実はカレーのスパイスにもアーユルヴェーダの概念が含まれています。その概念とは、人間は運動・変化・安定性の3種類の生命エネルギーによってからだの生理的機能が統率されるというもの。この3つのエネルギーのバランスが取れている時こそ健康な状態だというのです。
そしてそのバランスを保つには食生活がとても重要だと考えられています。
スパイスは体を健康にする効き目のあるハーブや薬草をそのまま使ったり、種子を乾燥させて砕いたりしてパウダー状にしたもの。香り付けや色づけといった料理を美味しくする効果だけでなく、消化促進・疲労回復など体の調子を調整する働きもあります。スパイスは体のバランスを整えるという、アーユルヴェーダの食文化の基礎を支える存在だといえるのです。

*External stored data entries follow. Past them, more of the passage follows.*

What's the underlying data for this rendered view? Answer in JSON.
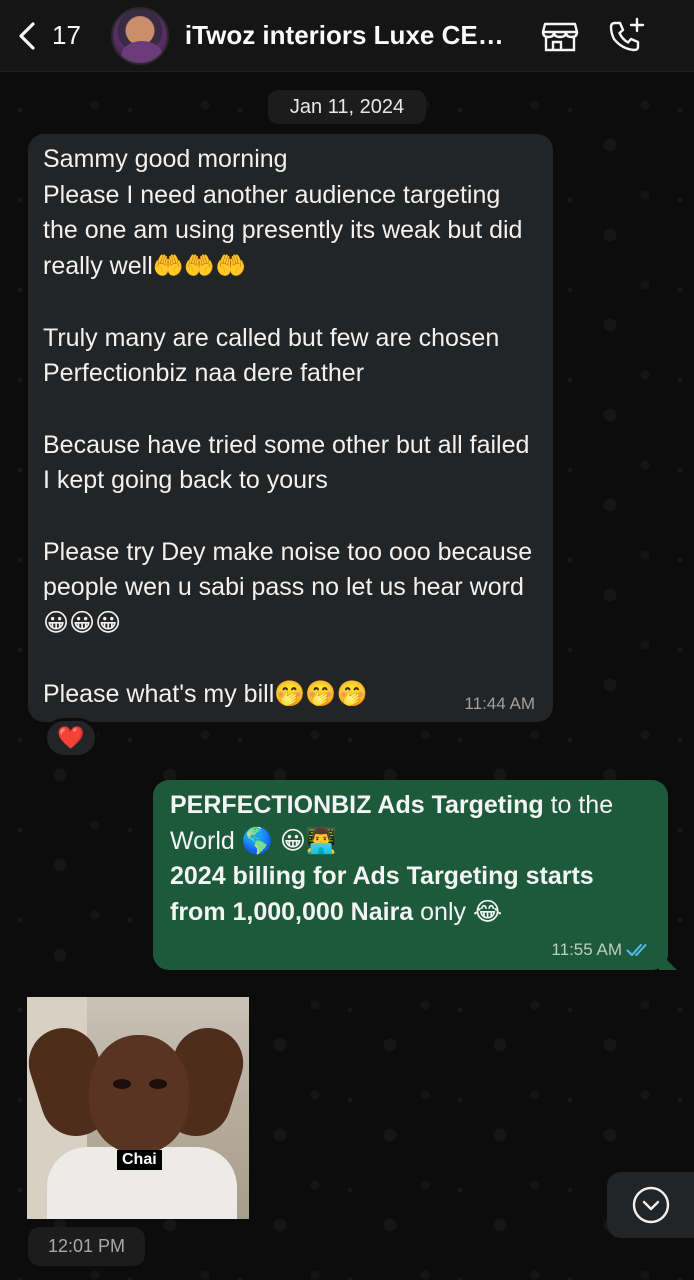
{
  "header": {
    "back_count": "17",
    "contact_name": "iTwoz interiors Luxe CEO...",
    "icons": [
      "back-chevron-icon",
      "avatar",
      "store-icon",
      "add-call-icon"
    ]
  },
  "date_chip": "Jan 11, 2024",
  "incoming_message": {
    "paragraphs": [
      "Sammy good morning\nPlease I need another audience targeting the one am using presently its weak but did really well🤲🤲🤲",
      "Truly many are called but few are chosen Perfectionbiz naa dere father",
      "Because have tried some other but all failed I kept going back to yours",
      "Please try Dey make noise too ooo because people wen u sabi pass no let us hear word 😀😀😀",
      "Please what's my bill🤭🤭🤭"
    ],
    "time": "11:44 AM",
    "reaction": "❤️"
  },
  "outgoing_message": {
    "line1_bold": "PERFECTIONBIZ Ads Targeting",
    "line1_rest": " to the World 🌎 😀👨‍💻",
    "line2_bold": "2024 billing for Ads Targeting  starts from 1,000,000 Naira",
    "line2_rest": " only 😂",
    "time": "11:55 AM",
    "status": "read"
  },
  "sticker": {
    "caption": "Chai",
    "time": "12:01 PM"
  },
  "colors": {
    "incoming_bubble": "#232425",
    "outgoing_bubble": "#1d5a3b",
    "read_ticks": "#53bdeb"
  }
}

それにしても、インドでカレーは思想や文化と密接に関わっているのですね。まだまだ探求の余地がありそうで、カレー好きとしてはとても楽しみです。
カレーは日本人の定番食
皆さんおわかりのように、日本人はカレー好きの国民です。
街に出れば、インドや東南アジアなどの本格的なカレーが味わえますし、カレーうどんやカレーパンといった、カレーを利用した食べ物も定番の人気食ですよね。

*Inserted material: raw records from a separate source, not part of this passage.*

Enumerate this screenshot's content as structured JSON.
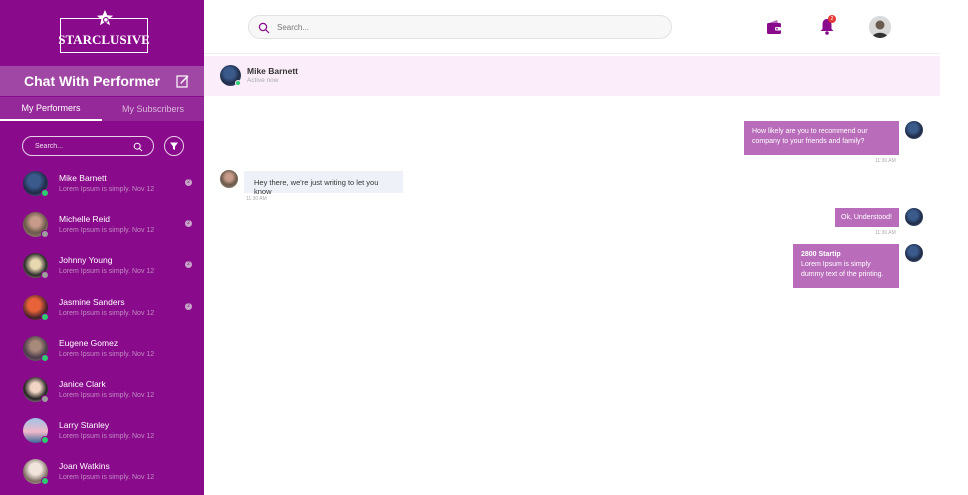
{
  "brand": {
    "logo_text": "STARCLUSIVE"
  },
  "sidebar": {
    "title": "Chat With Performer",
    "tabs": [
      {
        "label": "My Performers",
        "active": true
      },
      {
        "label": "My Subscribers",
        "active": false
      }
    ],
    "search_placeholder": "Search...",
    "contacts": [
      {
        "name": "Mike Barnett",
        "preview": "Lorem Ipsum is simply. Nov 12",
        "badge": "2",
        "online": true
      },
      {
        "name": "Michelle Reid",
        "preview": "Lorem Ipsum is simply. Nov 12",
        "badge": "2",
        "online": false
      },
      {
        "name": "Johnny Young",
        "preview": "Lorem Ipsum is simply. Nov 12",
        "badge": "2",
        "online": false
      },
      {
        "name": "Jasmine Sanders",
        "preview": "Lorem Ipsum is simply. Nov 12",
        "badge": "2",
        "online": true
      },
      {
        "name": "Eugene Gomez",
        "preview": "Lorem Ipsum is simply. Nov 12",
        "badge": "",
        "online": true
      },
      {
        "name": "Janice Clark",
        "preview": "Lorem Ipsum is simply. Nov 12",
        "badge": "",
        "online": false
      },
      {
        "name": "Larry Stanley",
        "preview": "Lorem Ipsum is simply. Nov 12",
        "badge": "",
        "online": true
      },
      {
        "name": "Joan Watkins",
        "preview": "Lorem Ipsum is simply. Nov 12",
        "badge": "",
        "online": true
      }
    ]
  },
  "topbar": {
    "search_placeholder": "Search...",
    "notification_count": "2"
  },
  "conversation": {
    "name": "Mike Barnett",
    "status": "Active now",
    "messages": [
      {
        "line1": "How likely are you to recommend our",
        "line2": "company to your friends and family?",
        "time": "11:30 AM"
      },
      {
        "text": "Hey there, we're just writing to let you know",
        "time": "11:30 AM"
      },
      {
        "text": "Ok, Understood!",
        "time": "11:30 AM"
      },
      {
        "title": "2800 Startip",
        "line1": "Lorem Ipsum is simply",
        "line2": "dummy text of the printing."
      }
    ]
  },
  "colors": {
    "sidebar_bg": "#8a0a8c",
    "accent": "#b86cba",
    "online": "#2ecc71",
    "offline": "#9e9e9e"
  }
}
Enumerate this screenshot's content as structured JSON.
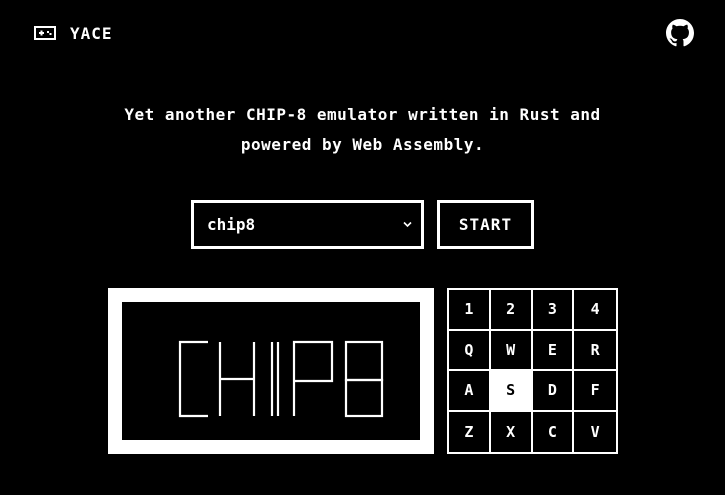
{
  "header": {
    "brand_icon": "gamepad-icon",
    "brand_name": "YACE",
    "repo_icon": "github-icon"
  },
  "tagline": {
    "line1": "Yet another CHIP-8 emulator written in Rust and",
    "line2": "powered by Web Assembly."
  },
  "controls": {
    "rom_select": {
      "selected_value": "chip8",
      "icon": "chevron-down-icon"
    },
    "start_label": "START"
  },
  "screen": {
    "display_text": "CHIP8",
    "colors": {
      "foreground": "#ffffff",
      "background": "#000000"
    }
  },
  "keypad": {
    "rows": [
      [
        "1",
        "2",
        "3",
        "4"
      ],
      [
        "Q",
        "W",
        "E",
        "R"
      ],
      [
        "A",
        "S",
        "D",
        "F"
      ],
      [
        "Z",
        "X",
        "C",
        "V"
      ]
    ],
    "pressed_key": "S"
  }
}
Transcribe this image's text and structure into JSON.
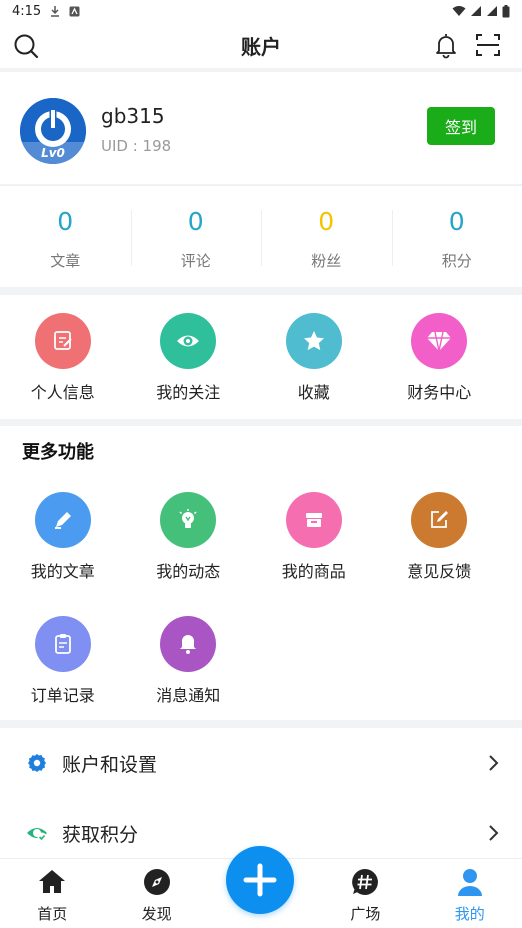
{
  "status_bar": {
    "time": "4:15"
  },
  "header": {
    "title": "账户"
  },
  "profile": {
    "username": "gb315",
    "uid": "UID : 198",
    "level": "Lv0",
    "checkin_label": "签到"
  },
  "stats": [
    {
      "value": "0",
      "label": "文章",
      "color": "#23a6c7"
    },
    {
      "value": "0",
      "label": "评论",
      "color": "#23a6c7"
    },
    {
      "value": "0",
      "label": "粉丝",
      "color": "#f5c400"
    },
    {
      "value": "0",
      "label": "积分",
      "color": "#23a6c7"
    }
  ],
  "quick_actions": [
    {
      "label": "个人信息",
      "icon": "edit-icon",
      "color": "#f07173"
    },
    {
      "label": "我的关注",
      "icon": "eye-icon",
      "color": "#2fbf9a"
    },
    {
      "label": "收藏",
      "icon": "star-icon",
      "color": "#4fbcd0"
    },
    {
      "label": "财务中心",
      "icon": "diamond-icon",
      "color": "#f25fc9"
    }
  ],
  "more_functions": {
    "title": "更多功能",
    "items": [
      {
        "label": "我的文章",
        "icon": "pencil-icon",
        "color": "#4b9cf0"
      },
      {
        "label": "我的动态",
        "icon": "lightbulb-icon",
        "color": "#44c07a"
      },
      {
        "label": "我的商品",
        "icon": "shop-icon",
        "color": "#f56fb0"
      },
      {
        "label": "意见反馈",
        "icon": "feedback-icon",
        "color": "#cc7a30"
      },
      {
        "label": "订单记录",
        "icon": "clipboard-icon",
        "color": "#7f8ff2"
      },
      {
        "label": "消息通知",
        "icon": "bell-icon",
        "color": "#a955c4"
      }
    ]
  },
  "menu": [
    {
      "label": "账户和设置",
      "icon": "gear-icon",
      "color": "#1e7fe0"
    },
    {
      "label": "获取积分",
      "icon": "eye-points-icon",
      "color": "#22b47a"
    }
  ],
  "tabs": [
    {
      "label": "首页",
      "icon": "home-icon"
    },
    {
      "label": "发现",
      "icon": "compass-icon"
    },
    {
      "label": "",
      "icon": "plus-icon"
    },
    {
      "label": "广场",
      "icon": "hash-chat-icon"
    },
    {
      "label": "我的",
      "icon": "user-icon",
      "active": true
    }
  ],
  "colors": {
    "accent": "#0d8ff0",
    "checkin": "#1aad19",
    "active_tab": "#2e96f0"
  }
}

そこで沸いてくる疑問が、「日本人は一体どのくらいの頻度でカレーを食べているんだろう?」ということです。
農林水産省の純カレー・即席カレーの統計と、日本缶詰協会のレトルトカレー・缶詰カレーのデータを使って調査した結果、日本人は1年に約62回カレーを食べているそうです! 家庭での手作りカレー、外食するカレー、レトルトカレーなどの全てを含んだ数字ですが、ゆうに週に1度はカレーを食べていることになるのだから驚きです。
ある調査によると、家庭でカレーを作って食べる頻度は、月に2.5回程というデータも出ています。カレーは基本の料理方法が簡単ですので、お年寄りや子どもでも気軽に作ることができます。また、反対に味を追求したい人にとってはスパイスの種類や材料、調味料などいくらでも工夫できるため、自分なりのアレンジが楽しめる、魅力的な料理だといえるでしょう。こんなこともカレーを食べる頻度を上げる要因になっているのかもしれませんね。
手で食べるカレー ~国が違えば食べ方も違う~
インドではカレーを手で食べるのが一般的です。
正式なマナーというものは特に存在しませんが、手で食べる時に注意することや、正しいとされる食べ方があるのだそうです。

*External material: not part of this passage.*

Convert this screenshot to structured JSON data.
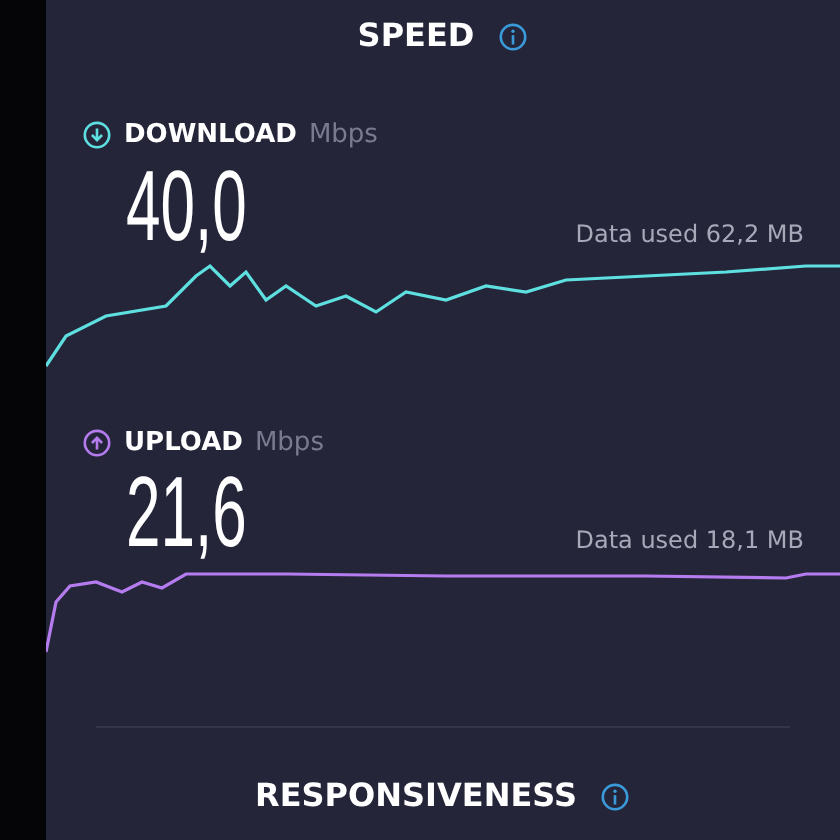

一番重要なのが、「右手」を使うこと。これは絶対のルールです!
インドでは、「左手」は不浄の手とされています。そのため食事や握手の時は、「右手」を使用することになっているのです。
どのように手を使って食べるのかというと、まずは食事の前は手を洗います。これは日本でも同じですね。日本では石鹸を泡立てて両手を洗いますが、インドでは右手だけ水で洗うのが正式な方法のようです。
そしてスプーンの代わりに手を使ってごはんにカレーをかけ、よく混ぜます。ここから手でカレーとご飯をすくって食べるのですが、方法が2種類あります。
指を使ってご飯を一口大にまとめて口に運ぶ方法と、日本でいうなら寿司を握るように、手のひらでご飯をまるめて口に運ぶ方法です。
どちらが正しいというわけはないので、食べやすい方法でいただきましょう。
ちなみにインドのカレーはサラサラしていますが、日本のカレーはトロッとしています。これは食べ方が異なるからだという説があります。インドはさらっとしたカレーのほうが手でかき混ぜやすいですし、反対に日本はスプーンを使って食べるので、液体よりも多少とろみのついた状態のほうがすくいやすいのでしょう。
文化の違いによる、カレーの違い。カレーっておもしろいですね。